Les évêques lui reprochent des choses encore plus graves, comme son attitude à leurs assemblées où il a des excès de langage et fait des colères qui injurient grossièrement ses collègues évêques. Il n’a pas d’amis. Certains croient qu’il souffre d’un déséquilibre psychologique. Le délégué apostolique s’en arrache les cheveux et a des remords de l’avoir recommandé comme archevêque. Les pressions exercées par les évêques sur Rome auprès du concile qui n’aime pas les querelles entre catholiques (surtout sur la place publique) et l’utilisation du mot «conspiration» dans son sermon à l’église Notre Dame, en ont eu raison. L’Église a trop d’intérêts au Québec dans le domaine hospitalier et éducationnel, entre autres, pour froisser les dirigeants politiques et ça les évêques le savent bien. Duplessis n’est pas intervenu et n’avait pas à intervenir. Le sort de Monseigneur Charbonneau était déjà décidé. Le 30 janvier 1950, l’archevêque annonce sa démission à ses proches et quitte Montréal le jour même, à la surprise de tous. Il prend l’avion vers Victoria à l’autre bout du Canada, en Colombie-Britannique. Les fidèles catholiques du diocèse Montréal sont estomaqués et expriment leur indignation car ils aiment bien leur archevêque et ses idées. Ils ne savent rien des difficiles relations qu’il a avec les autres évêques. Leur estime collective pour l’autorité religieuse est ébranlée.

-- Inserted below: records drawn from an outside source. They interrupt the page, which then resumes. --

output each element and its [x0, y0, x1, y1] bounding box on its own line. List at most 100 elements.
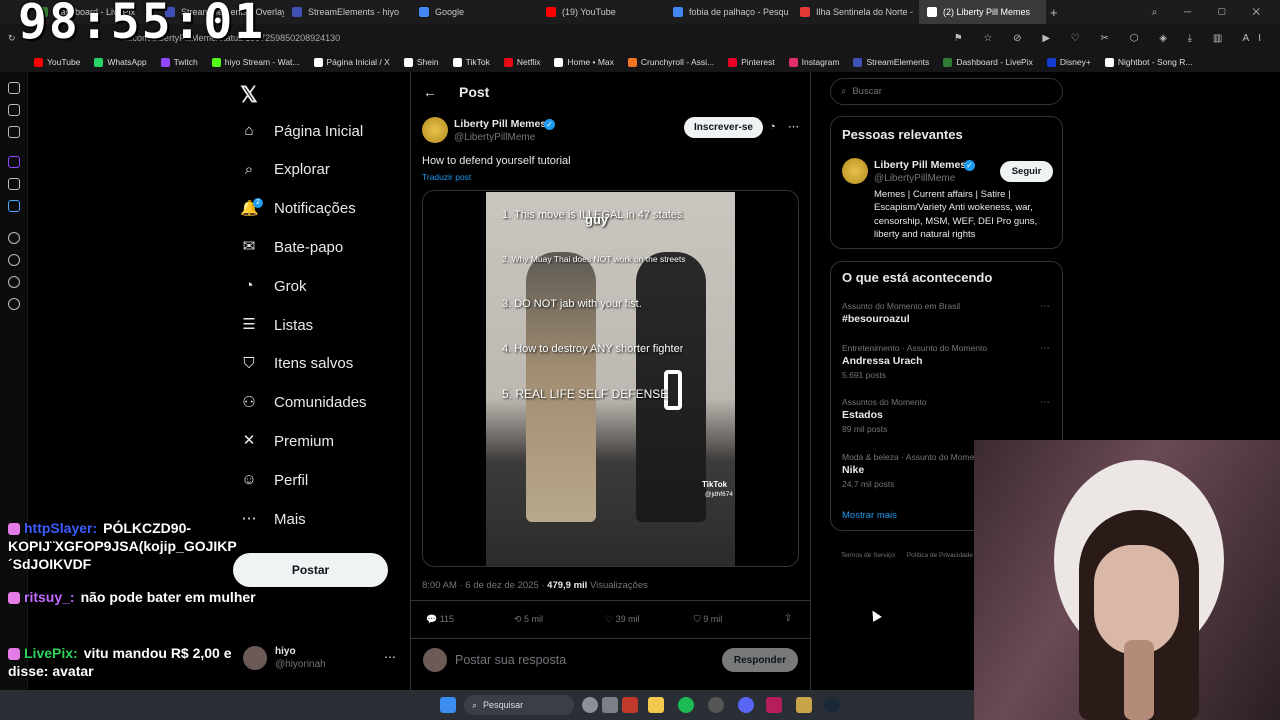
- back-arrow-icon[interactable]: ←: [423, 84, 437, 100]
- sidebar-icon-2[interactable]: [8, 104, 20, 116]
- browser-tab[interactable]: (19) YouTube: [538, 0, 665, 24]
- nav-item[interactable]: ✉ Bate-papo: [240, 238, 344, 256]
- taskbar-app-icon[interactable]: [796, 697, 812, 713]
- browser-tab[interactable]: (2) Liberty Pill Memes: [919, 0, 1046, 24]
- browser-tab[interactable]: fobia de palhaço - Pesqu: [665, 0, 792, 24]
- bookmark-item[interactable]: Nightbot - Song R...: [1104, 57, 1192, 67]
- nav-item[interactable]: ⛉ Itens salvos: [240, 355, 353, 373]
- trend-more-icon[interactable]: ⋯: [1040, 343, 1050, 354]
- author-avatar[interactable]: [422, 117, 448, 143]
- account-more-icon[interactable]: ⋯: [384, 650, 396, 664]
- discord-icon[interactable]: [738, 697, 754, 713]
- bookmark-icon: [160, 57, 170, 67]
- bookmark-item[interactable]: WhatsApp: [94, 57, 147, 67]
- bookmark-item[interactable]: Netflix: [503, 57, 540, 67]
- taskbar-app-icon[interactable]: [708, 697, 724, 713]
- extension-icons[interactable]: ⚑ ☆ ⊘ ▶ ♡ ✂ ⬡ ◈ ⤓ ▥ AI: [954, 33, 1270, 44]
- nav-item[interactable]: ⌂ Página Inicial: [240, 122, 363, 140]
- home-icon: ⌂: [244, 122, 254, 139]
- author-name[interactable]: Liberty Pill Memes: [454, 118, 546, 130]
- new-tab-icon[interactable]: +: [1050, 5, 1058, 20]
- bookmark-item[interactable]: TikTok: [452, 57, 490, 67]
- nav-item[interactable]: ☰ Listas: [240, 316, 313, 334]
- taskbar-app-icon[interactable]: [622, 697, 638, 713]
- nav-label: Explorar: [274, 161, 330, 179]
- browser-tab[interactable]: StreamElements - hiyo: [284, 0, 411, 24]
- sidebar-icon-9[interactable]: [8, 276, 20, 288]
- person-avatar[interactable]: [842, 158, 868, 184]
- bookmark-item[interactable]: Home • Max: [554, 57, 614, 67]
- sidebar-icon-1[interactable]: [8, 82, 20, 94]
- spotify-icon[interactable]: [678, 697, 694, 713]
- reply-button[interactable]: Responder: [722, 648, 798, 672]
- taskbar-app-icon[interactable]: [766, 697, 782, 713]
- x-sidebar-icon[interactable]: [8, 178, 20, 190]
- sidebar-icon-8[interactable]: [8, 254, 20, 266]
- bookmark-item[interactable]: Shein: [403, 57, 439, 67]
- nav-item[interactable]: ⌕ Explorar: [240, 161, 330, 179]
- show-more-link[interactable]: Mostrar mais: [842, 510, 897, 521]
- bookmark-label: YouTube: [47, 57, 81, 67]
- bookmark-item[interactable]: StreamElements: [853, 57, 929, 67]
- bookmark-icon: [853, 57, 863, 67]
- nav-item[interactable]: ✕ Premium: [240, 432, 334, 450]
- translate-link[interactable]: Traduzir post: [422, 172, 471, 182]
- bookmark-item[interactable]: Disney+: [1046, 57, 1091, 67]
- bookmark-label: Página Inicial / X: [326, 57, 390, 67]
- window-controls[interactable]: ⌕ ─ ▢ ✕: [1152, 7, 1272, 18]
- browser-tab[interactable]: Ilha Sentinela do Norte -: [792, 0, 919, 24]
- reply-input[interactable]: Postar sua resposta: [455, 653, 566, 667]
- bookmark-icon: ⛉: [243, 354, 255, 372]
- trends-title: O que está acontecendo: [842, 270, 993, 285]
- sidebar-icon-7[interactable]: [8, 232, 20, 244]
- trend-more-icon[interactable]: ⋯: [1040, 301, 1050, 312]
- page-title: Post: [459, 84, 490, 100]
- trend-item[interactable]: Entretenimento · Assunto do Momento Andre…: [842, 343, 1052, 380]
- account-name[interactable]: hiyo: [275, 646, 296, 657]
- translate-icon[interactable]: [8, 200, 20, 212]
- nav-item[interactable]: ◔ Grok: [240, 277, 306, 295]
- trend-more-icon[interactable]: ⋯: [1040, 397, 1050, 408]
- nav-item[interactable]: ☺ Perfil: [240, 471, 308, 489]
- bookmark-item[interactable]: YouTube: [34, 57, 80, 67]
- bookmark-item[interactable]: Pinterest: [728, 57, 775, 67]
- trend-item[interactable]: Assunto do Momento em Brasil #besouroazul…: [842, 301, 1052, 325]
- nav-item[interactable]: ⚇ Comunidades: [240, 394, 366, 412]
- trend-item[interactable]: Assuntos do Momento Estados 89 mil posts ⋯: [842, 397, 1052, 434]
- subscribe-button[interactable]: Inscrever-se: [684, 117, 763, 138]
- nav-label: Bate-papo: [274, 238, 344, 256]
- taskbar-app-icon[interactable]: [602, 697, 618, 713]
- footer-link[interactable]: Política de Privacidade: [907, 552, 973, 559]
- bookmark-item[interactable]: hiyo Stream - Wat...: [211, 57, 300, 67]
- taskbar-search[interactable]: ⌕ Pesquisar: [464, 695, 574, 715]
- person-icon: ☺: [241, 471, 257, 489]
- grok-post-icon[interactable]: ◔: [769, 121, 776, 133]
- bookmark-item[interactable]: Dashboard - LivePix: [943, 57, 1033, 67]
- bookmark-item[interactable]: Crunchyroll - Assi...: [627, 57, 714, 67]
- video-frame[interactable]: [486, 192, 735, 566]
- like-action[interactable]: ♡ 39 mil: [605, 614, 640, 625]
- follow-button[interactable]: Seguir: [1000, 161, 1053, 182]
- bookmark-action[interactable]: ⛉ 9 mil: [694, 614, 722, 625]
- bookmark-item[interactable]: Página Inicial / X: [313, 57, 390, 67]
- bookmark-item[interactable]: Instagram: [788, 57, 839, 67]
- repost-action[interactable]: ⟲ 5 mil: [514, 614, 543, 625]
- reply-action[interactable]: 💬 115: [426, 614, 454, 625]
- post-more-icon[interactable]: ⋯: [788, 120, 799, 133]
- nav-label: Página Inicial: [274, 122, 364, 140]
- taskbar-app-icon[interactable]: [582, 697, 598, 713]
- bookmark-item[interactable]: Twitch: [160, 57, 198, 67]
- person-name[interactable]: Liberty Pill Memes: [874, 159, 966, 171]
- browser-tab[interactable]: Google: [411, 0, 538, 24]
- search-input[interactable]: ⌕ Buscar: [830, 78, 1063, 105]
- share-icon[interactable]: ⇪: [784, 613, 792, 624]
- sidebar-icon-3[interactable]: [8, 126, 20, 138]
- steam-icon[interactable]: [824, 697, 840, 713]
- file-explorer-icon[interactable]: [648, 697, 664, 713]
- footer-link[interactable]: Termos de Serviço: [841, 552, 895, 559]
- windows-start-icon[interactable]: [440, 697, 456, 713]
- twitch-icon[interactable]: [8, 156, 20, 168]
- x-logo-icon[interactable]: 𝕏: [240, 82, 258, 108]
- reload-icon[interactable]: ↻: [8, 33, 16, 44]
- settings-icon[interactable]: [8, 298, 20, 310]
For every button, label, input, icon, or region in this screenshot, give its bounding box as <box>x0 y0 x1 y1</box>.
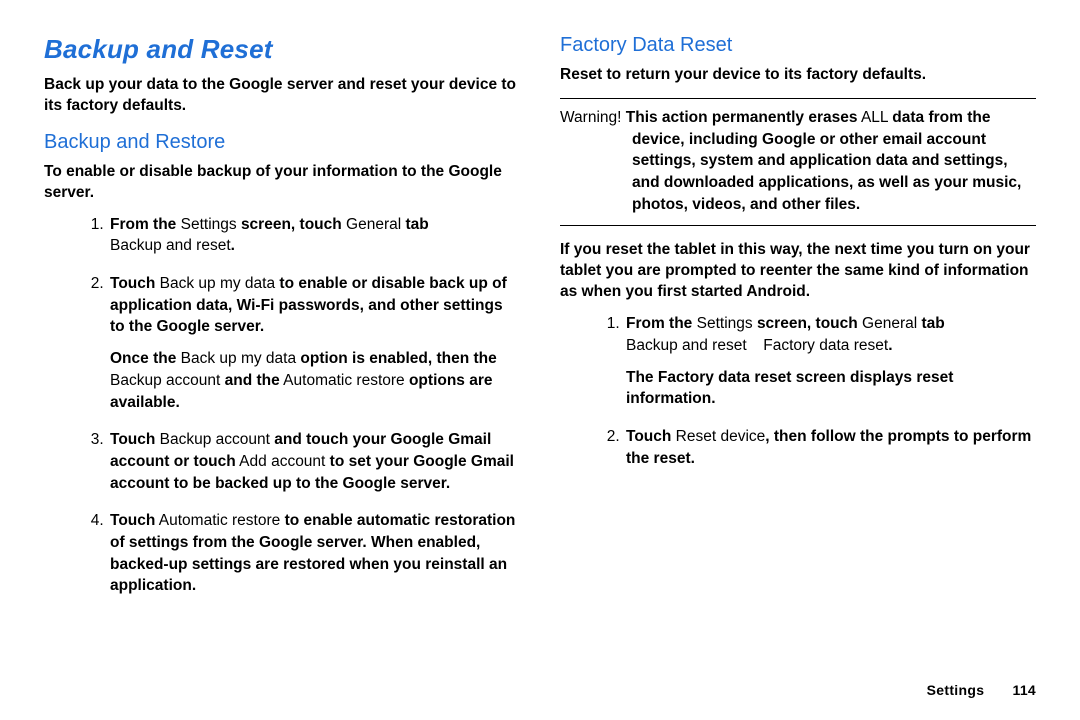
text: Automatic restore <box>280 372 409 389</box>
text: This action permanently erases <box>626 109 858 126</box>
subsection-title-factory-data-reset: Factory Data Reset <box>560 34 1036 57</box>
step-1: From the Settings screen, touch General … <box>108 214 520 257</box>
text: . <box>231 237 235 254</box>
page-number: 114 <box>1013 682 1037 698</box>
text: Backup account <box>155 431 274 448</box>
step-2: Touch Reset device, then follow the prom… <box>624 426 1036 469</box>
subsection-lead: To enable or disable backup of your info… <box>44 162 520 204</box>
text: . <box>888 337 892 354</box>
text: Backup and reset <box>626 337 751 354</box>
step-1-note: The Factory data reset screen displays r… <box>626 367 1036 410</box>
text: From the <box>626 315 692 332</box>
subsection-intro: Reset to return your device to its facto… <box>560 65 1036 86</box>
text: tab <box>405 216 428 233</box>
text: Touch <box>110 512 155 529</box>
two-column-layout: Backup and Reset Back up your data to th… <box>44 28 1036 613</box>
text: ALL <box>858 109 893 126</box>
text: Back up my data <box>176 350 300 367</box>
text: and the <box>225 372 280 389</box>
step-2: Touch Back up my data to enable or disab… <box>108 273 520 413</box>
left-column: Backup and Reset Back up your data to th… <box>44 28 520 613</box>
page-footer: Settings 114 <box>927 682 1036 698</box>
text: Add account <box>236 453 330 470</box>
text: Back up my data <box>155 275 279 292</box>
section-intro: Back up your data to the Google server a… <box>44 75 520 117</box>
backup-restore-steps: From the Settings screen, touch General … <box>44 214 520 597</box>
text: tab <box>921 315 944 332</box>
text: Factory data reset <box>759 337 888 354</box>
warning-label: Warning! <box>560 109 626 126</box>
section-title-backup-and-reset: Backup and Reset <box>44 34 520 65</box>
text: Settings <box>692 315 757 332</box>
text: Touch <box>626 428 671 445</box>
text: Automatic restore <box>155 512 284 529</box>
text: Reset device <box>671 428 765 445</box>
warning-callout: Warning! This action permanently erases … <box>560 98 1036 226</box>
text: Backup account <box>110 372 225 389</box>
manual-page: Backup and Reset Back up your data to th… <box>0 0 1080 720</box>
text: From the <box>110 216 176 233</box>
right-column: Factory Data Reset Reset to return your … <box>560 28 1036 613</box>
factory-reset-steps: From the Settings screen, touch General … <box>560 313 1036 469</box>
step-3: Touch Backup account and touch your Goog… <box>108 429 520 494</box>
step-1: From the Settings screen, touch General … <box>624 313 1036 410</box>
text: screen, touch <box>757 315 858 332</box>
step-4: Touch Automatic restore to enable automa… <box>108 510 520 597</box>
footer-section-label: Settings <box>927 682 985 698</box>
text: Touch <box>110 431 155 448</box>
text: option is enabled, then the <box>300 350 496 367</box>
text: Backup and reset <box>110 237 231 254</box>
step-2-note: Once the Back up my data option is enabl… <box>110 348 520 413</box>
text: Once the <box>110 350 176 367</box>
subsection-title-backup-and-restore: Backup and Restore <box>44 131 520 154</box>
text: General <box>858 315 922 332</box>
text: Touch <box>110 275 155 292</box>
text: General <box>342 216 406 233</box>
post-warning-paragraph: If you reset the tablet in this way, the… <box>560 240 1036 303</box>
text: Settings <box>176 216 241 233</box>
text: screen, touch <box>241 216 342 233</box>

Son remplaçant, nommé par le Pape, est Monseigneur Paul-Émile Léger.

Monseigneur Charbonneau arrive à destination, brisé et détruit. Il se dépouille de tous ses insignes d’archevêque et remplira dorénavant les tâches d’un humble prêtre. Il donnera jusqu’à sa mort, neuf ans plus tard, un exemple de soumission remarquable. Il finira sa vie en beauté. Contrairement à son désir d’être inhumé simplement dans le cimetière de sa paroisse natale, l’archevêque Monseigneur Léger, devenu cardinal, exprime le désir de le voir reposer dans la crypte des évêques de Montréal à la cathédrale Marie-Reine-du-Monde. Ses funérailles sont télévisées. Elles sont célébrées par le délégué apostolique au Canada devant une foule considérable composée, entre autres, de nombreux évêques, de prêtres, de représentants de tous les gouvernements. Son corps sera porté dans la chapelle où reposent ses confrères archevêques. Il sera réhabilité.

En dépit de ses sautes d’humeur, son caractère particulier, ses réactions choquantes, Claude réalisera plus tard que les positions de Monseigneur Joseph Charbonneau furent souvent d’avant-garde par rapport à celles de l’épiscopat québécois et conclura que malheureusement il voulait aller trop vite, ne faisant pas assez de cas de l’opinion de ses collègues et ne cherchant surtout pas à les persuader de ses points de vue.